Markus Fegers - Weihnachtswichtel

Weihnachtswichtel

„Jetzt entspann dich mal“, sagt Paul. „Bald ist Heiligabend!“
Wie jedes Jahr treffen wir uns im Weihnachtsdorf auf dem Kirchplatz.
„Du hast gut reden. Keine Ahnung, wie es bei dir aussieht – ich jedenfalls habe noch reichlich zu tun vor dem Fest …“
„Okay …“
„Nicht okay“, sage ich. „Mein Verleger erwartet bis morgen eine nette kleine Adventsstory für seine Homepage …“
„Sollte eine leichte Übung für dich sein!“
„Glaubst du! Mir fehlt bislang jede Idee. Weihnachten ist immer dieselbe lahme Veranstaltung – und alles ist schon erzählt: rotnasiges Rentier, nadelnder Tannenbaum, falsches Geschenk, und so weiter.“
„Lass uns erstmal einen Glühwein trinken“, schlägt Paul vor.

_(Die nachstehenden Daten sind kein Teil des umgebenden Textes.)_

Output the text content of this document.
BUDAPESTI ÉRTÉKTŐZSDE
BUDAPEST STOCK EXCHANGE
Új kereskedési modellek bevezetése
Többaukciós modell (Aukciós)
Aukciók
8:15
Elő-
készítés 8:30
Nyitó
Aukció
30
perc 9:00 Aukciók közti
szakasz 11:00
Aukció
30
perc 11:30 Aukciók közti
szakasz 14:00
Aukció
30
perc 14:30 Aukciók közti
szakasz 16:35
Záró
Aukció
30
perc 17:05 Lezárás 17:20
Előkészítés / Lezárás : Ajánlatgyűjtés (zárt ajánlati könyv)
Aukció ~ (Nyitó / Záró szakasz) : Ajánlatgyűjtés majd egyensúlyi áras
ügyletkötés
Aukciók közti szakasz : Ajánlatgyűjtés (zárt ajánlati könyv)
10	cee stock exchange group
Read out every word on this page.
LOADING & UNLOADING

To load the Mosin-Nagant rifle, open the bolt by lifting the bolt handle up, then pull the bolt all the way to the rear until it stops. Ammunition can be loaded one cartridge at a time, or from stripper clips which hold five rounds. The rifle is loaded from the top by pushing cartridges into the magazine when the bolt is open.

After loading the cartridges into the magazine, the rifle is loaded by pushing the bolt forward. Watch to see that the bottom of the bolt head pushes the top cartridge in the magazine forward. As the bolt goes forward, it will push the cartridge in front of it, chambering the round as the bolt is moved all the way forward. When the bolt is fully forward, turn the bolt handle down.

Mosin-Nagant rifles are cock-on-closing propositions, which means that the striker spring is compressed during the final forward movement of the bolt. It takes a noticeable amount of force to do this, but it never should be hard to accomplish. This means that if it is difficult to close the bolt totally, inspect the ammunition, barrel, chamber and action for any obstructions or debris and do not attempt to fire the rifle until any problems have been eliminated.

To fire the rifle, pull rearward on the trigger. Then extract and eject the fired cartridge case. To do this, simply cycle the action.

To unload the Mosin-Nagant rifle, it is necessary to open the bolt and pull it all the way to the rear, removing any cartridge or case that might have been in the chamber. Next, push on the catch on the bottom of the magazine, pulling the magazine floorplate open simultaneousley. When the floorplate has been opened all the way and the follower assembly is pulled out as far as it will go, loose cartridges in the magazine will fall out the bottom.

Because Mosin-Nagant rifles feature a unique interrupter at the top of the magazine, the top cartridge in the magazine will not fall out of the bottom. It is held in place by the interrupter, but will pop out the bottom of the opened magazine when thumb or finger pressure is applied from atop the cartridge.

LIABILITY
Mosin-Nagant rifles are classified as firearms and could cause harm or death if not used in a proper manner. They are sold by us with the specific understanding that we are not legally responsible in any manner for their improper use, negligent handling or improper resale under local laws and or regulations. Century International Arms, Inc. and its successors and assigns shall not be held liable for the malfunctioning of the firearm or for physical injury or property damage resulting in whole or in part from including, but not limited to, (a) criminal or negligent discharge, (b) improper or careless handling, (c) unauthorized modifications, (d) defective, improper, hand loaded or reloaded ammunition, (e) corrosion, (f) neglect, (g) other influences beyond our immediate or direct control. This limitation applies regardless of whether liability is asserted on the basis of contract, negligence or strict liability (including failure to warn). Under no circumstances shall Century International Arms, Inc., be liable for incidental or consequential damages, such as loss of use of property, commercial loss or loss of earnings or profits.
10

„Alkohol? Mit Promille im Blut kriege ich erst recht nichts auf die Reihe …“
„Dann nimmst du halt ein anderes der gegenwärtigen Jahreszeit gemäßes Heißgetränk zu dir!“
Wie gestelzt Paul formulieren kann! Ich wende mich zum Stand hinter mir. Mal sehen, was dort im Angebot ist.

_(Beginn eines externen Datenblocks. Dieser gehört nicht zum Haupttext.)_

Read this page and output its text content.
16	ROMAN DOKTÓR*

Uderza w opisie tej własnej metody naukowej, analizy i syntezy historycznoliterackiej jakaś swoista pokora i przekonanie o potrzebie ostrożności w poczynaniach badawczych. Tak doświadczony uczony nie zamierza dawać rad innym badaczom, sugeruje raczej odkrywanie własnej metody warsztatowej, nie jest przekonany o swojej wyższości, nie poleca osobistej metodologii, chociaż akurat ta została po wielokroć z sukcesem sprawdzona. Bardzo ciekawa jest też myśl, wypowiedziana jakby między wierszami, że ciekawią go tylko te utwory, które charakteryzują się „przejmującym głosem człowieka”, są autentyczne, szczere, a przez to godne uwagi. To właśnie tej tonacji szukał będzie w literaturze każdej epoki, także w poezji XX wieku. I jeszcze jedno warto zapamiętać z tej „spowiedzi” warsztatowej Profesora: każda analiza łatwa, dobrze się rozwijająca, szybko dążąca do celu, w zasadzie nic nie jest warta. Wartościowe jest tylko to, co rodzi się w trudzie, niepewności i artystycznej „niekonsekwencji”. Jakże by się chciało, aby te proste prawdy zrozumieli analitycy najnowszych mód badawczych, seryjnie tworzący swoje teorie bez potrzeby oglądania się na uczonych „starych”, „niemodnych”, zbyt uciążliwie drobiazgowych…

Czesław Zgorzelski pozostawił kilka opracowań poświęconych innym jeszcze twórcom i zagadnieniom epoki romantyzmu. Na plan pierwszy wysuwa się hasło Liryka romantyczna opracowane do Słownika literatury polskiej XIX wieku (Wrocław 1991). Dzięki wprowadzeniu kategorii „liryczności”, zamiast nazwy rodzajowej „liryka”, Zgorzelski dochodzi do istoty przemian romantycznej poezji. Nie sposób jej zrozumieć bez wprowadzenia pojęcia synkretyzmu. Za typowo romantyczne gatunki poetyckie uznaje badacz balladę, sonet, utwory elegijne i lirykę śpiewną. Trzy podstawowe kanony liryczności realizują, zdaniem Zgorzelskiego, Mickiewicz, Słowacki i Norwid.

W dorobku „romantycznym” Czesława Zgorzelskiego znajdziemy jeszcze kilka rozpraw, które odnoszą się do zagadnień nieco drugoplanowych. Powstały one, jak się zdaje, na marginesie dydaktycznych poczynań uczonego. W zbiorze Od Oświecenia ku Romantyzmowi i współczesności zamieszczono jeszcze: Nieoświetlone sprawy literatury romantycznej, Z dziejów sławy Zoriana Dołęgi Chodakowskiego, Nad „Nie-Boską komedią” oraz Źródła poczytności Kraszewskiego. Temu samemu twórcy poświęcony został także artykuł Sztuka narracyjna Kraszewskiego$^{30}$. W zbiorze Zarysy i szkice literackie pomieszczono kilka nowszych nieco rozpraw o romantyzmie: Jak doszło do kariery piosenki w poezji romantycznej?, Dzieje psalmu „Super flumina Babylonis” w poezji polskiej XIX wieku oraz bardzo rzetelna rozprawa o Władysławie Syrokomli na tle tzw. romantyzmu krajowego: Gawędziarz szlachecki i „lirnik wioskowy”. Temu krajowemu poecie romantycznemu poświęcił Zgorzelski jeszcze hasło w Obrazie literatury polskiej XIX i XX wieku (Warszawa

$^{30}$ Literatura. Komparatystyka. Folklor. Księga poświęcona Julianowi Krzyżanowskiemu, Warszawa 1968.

Die Bedienung, eine junge Frau im roten Pulli mit Aufdruck ‚Adventsengel‘ und weißen Flügeln am Rücken, schaut mich aus großen Augen an – und verblüfft starre ich zurück.
„Jana? Du?“
„Genau. Ich. Hallo Jan …“
„Was machst du hier?“, frage ich.
„Arbeiten, was sonst?“  
„Ich denke, du bist derzeit in der häuslichen Krankenpflege tätig …“
Verdammt, jetzt rede ich schon so geschwollen wie Paul!

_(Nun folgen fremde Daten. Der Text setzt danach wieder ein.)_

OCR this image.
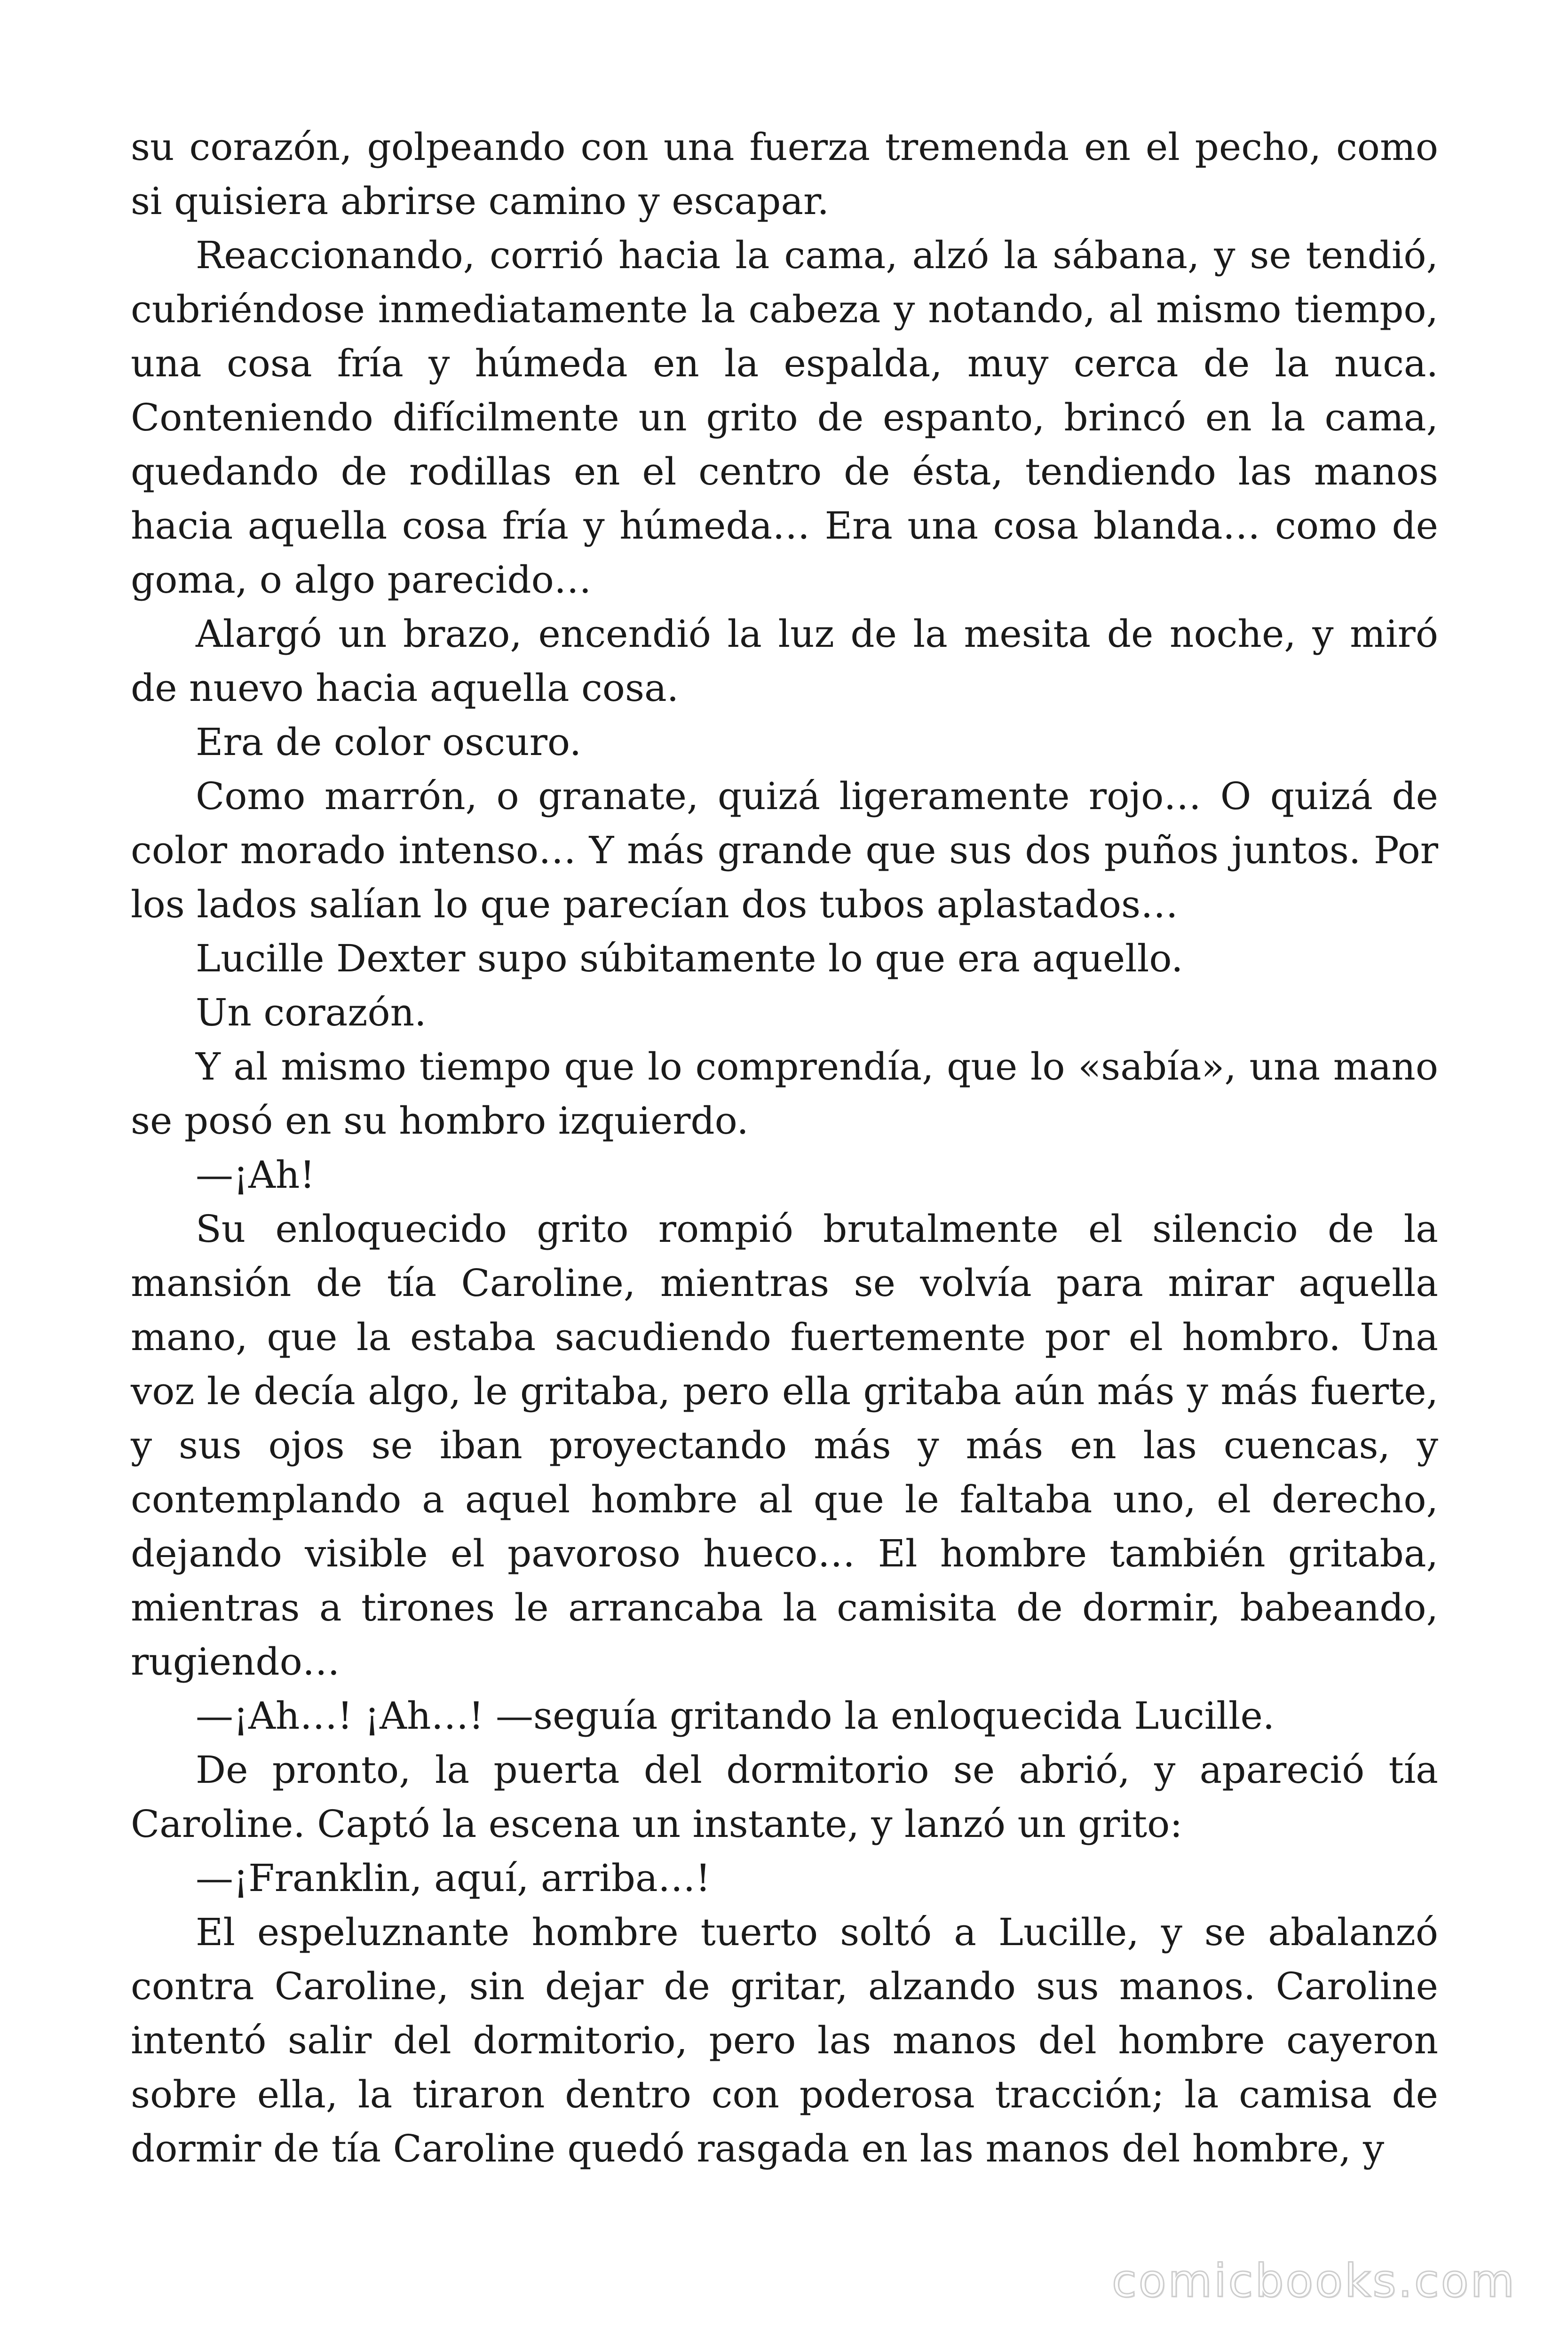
su corazón, golpeando con una fuerza tremenda en el pecho, como si quisiera abrirse camino y escapar.

Reaccionando, corrió hacia la cama, alzó la sábana, y se tendió, cubriéndose inmediatamente la cabeza y notando, al mismo tiempo, una cosa fría y húmeda en la espalda, muy cerca de la nuca. Conteniendo difícilmente un grito de espanto, brincó en la cama, quedando de rodillas en el centro de ésta, tendiendo las manos hacia aquella cosa fría y húmeda… Era una cosa blanda… como de goma, o algo parecido…

Alargó un brazo, encendió la luz de la mesita de noche, y miró de nuevo hacia aquella cosa.

Era de color oscuro.

Como marrón, o granate, quizá ligeramente rojo… O quizá de color morado intenso… Y más grande que sus dos puños juntos. Por los lados salían lo que parecían dos tubos aplastados…

Lucille Dexter supo súbitamente lo que era aquello.

Un corazón.

Y al mismo tiempo que lo comprendía, que lo «sabía», una mano se posó en su hombro izquierdo.

—¡Ah!

Su enloquecido grito rompió brutalmente el silencio de la mansión de tía Caroline, mientras se volvía para mirar aquella mano, que la estaba sacudiendo fuertemente por el hombro. Una voz le decía algo, le gritaba, pero ella gritaba aún más y más fuerte, y sus ojos se iban proyectando más y más en las cuencas, y contemplando a aquel hombre al que le faltaba uno, el derecho, dejando visible el pavoroso hueco… El hombre también gritaba, mientras a tirones le arrancaba la camisita de dormir, babeando, rugiendo…

—¡Ah…! ¡Ah…! —seguía gritando la enloquecida Lucille.

De pronto, la puerta del dormitorio se abrió, y apareció tía Caroline. Captó la escena un instante, y lanzó un grito:

—¡Franklin, aquí, arriba…!

El espeluznante hombre tuerto soltó a Lucille, y se abalanzó contra Caroline, sin dejar de gritar, alzando sus manos. Caroline intentó salir del dormitorio, pero las manos del hombre cayeron sobre ella, la tiraron dentro con poderosa tracción; la camisa de dormir de tía Caroline quedó rasgada en las manos del hombre, y

comicbooks.com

Jana hebt eine Augenbraue. „Woher weißt du denn das?“
„Meine Mutter sieht deine Mutter ab und an auf dem Wochenmarkt …“
„Verstehe.“ Jana grinst. „Ja, Pflege stimmt. Wird aber leider zu schlecht bezahlt. Deshalb der Zweitjob hier. Was darf ich denn für dich tun?“
Ich ordere Glühwein für Paul und heißen Kakao für mich, schaue zu, wie Jana die Getränke einschenkt, zahle einen Zehner und trage die Becher zum Stehtisch.
Paul guckt neugierig.
„Jana und ich, wir sind früher gemeinsam zur Schule gegangen“, erkläre ich. „Ist wörtlich zu verstehen. Ich habe sie abgeholt, täglich, über mehrere Jahre. Bis wir uns irgendwann aus den Augen verloren haben …“
„Sie sieht nett aus“, meint Paul.
„Sie ist nett“, sage ich.
„Aber?“
„Nix aber. Sie ist nett. Punkt.“
„Erzähl mir nichts! Da ist doch noch mehr …“
Ich seufze und nehme einen ersten Schluck Kakao. Nicht so süß wie befürchtet. „Na gut: Du kennst den Spruch vom Spatz in der Hand und der Taube auf dem Dach?“
„Sicher. Und?“
„Jana hat eine Kusine. Sandra. Ein knappes Jahr jünger, bildhübsch und mit jeder Menge Figur.“
„Ein echtes Ringeltäubchen“, spottet Paul.
„Alle Jungs waren irgendwann verrückt nach ihr. Ich auch.“
„Also kein Happyend mit Jana?“, fragt Paul.
„Nein. Kein Happyend. Weder mit Jana noch mit Sandra. Ich Idiot habe eine Freundschaft in den Sand gesetzt. Für nichts. Fakt ist allerdings, dass ich inzwischen erklärter Taubenhasser bin. Spatzen dagegen mag ich.“
„Hübsch gesagt.“
Wir trinken und schweigen. Von irgendwo tönt „Last Christmas, I gave you my heart …“. Grauenhaft.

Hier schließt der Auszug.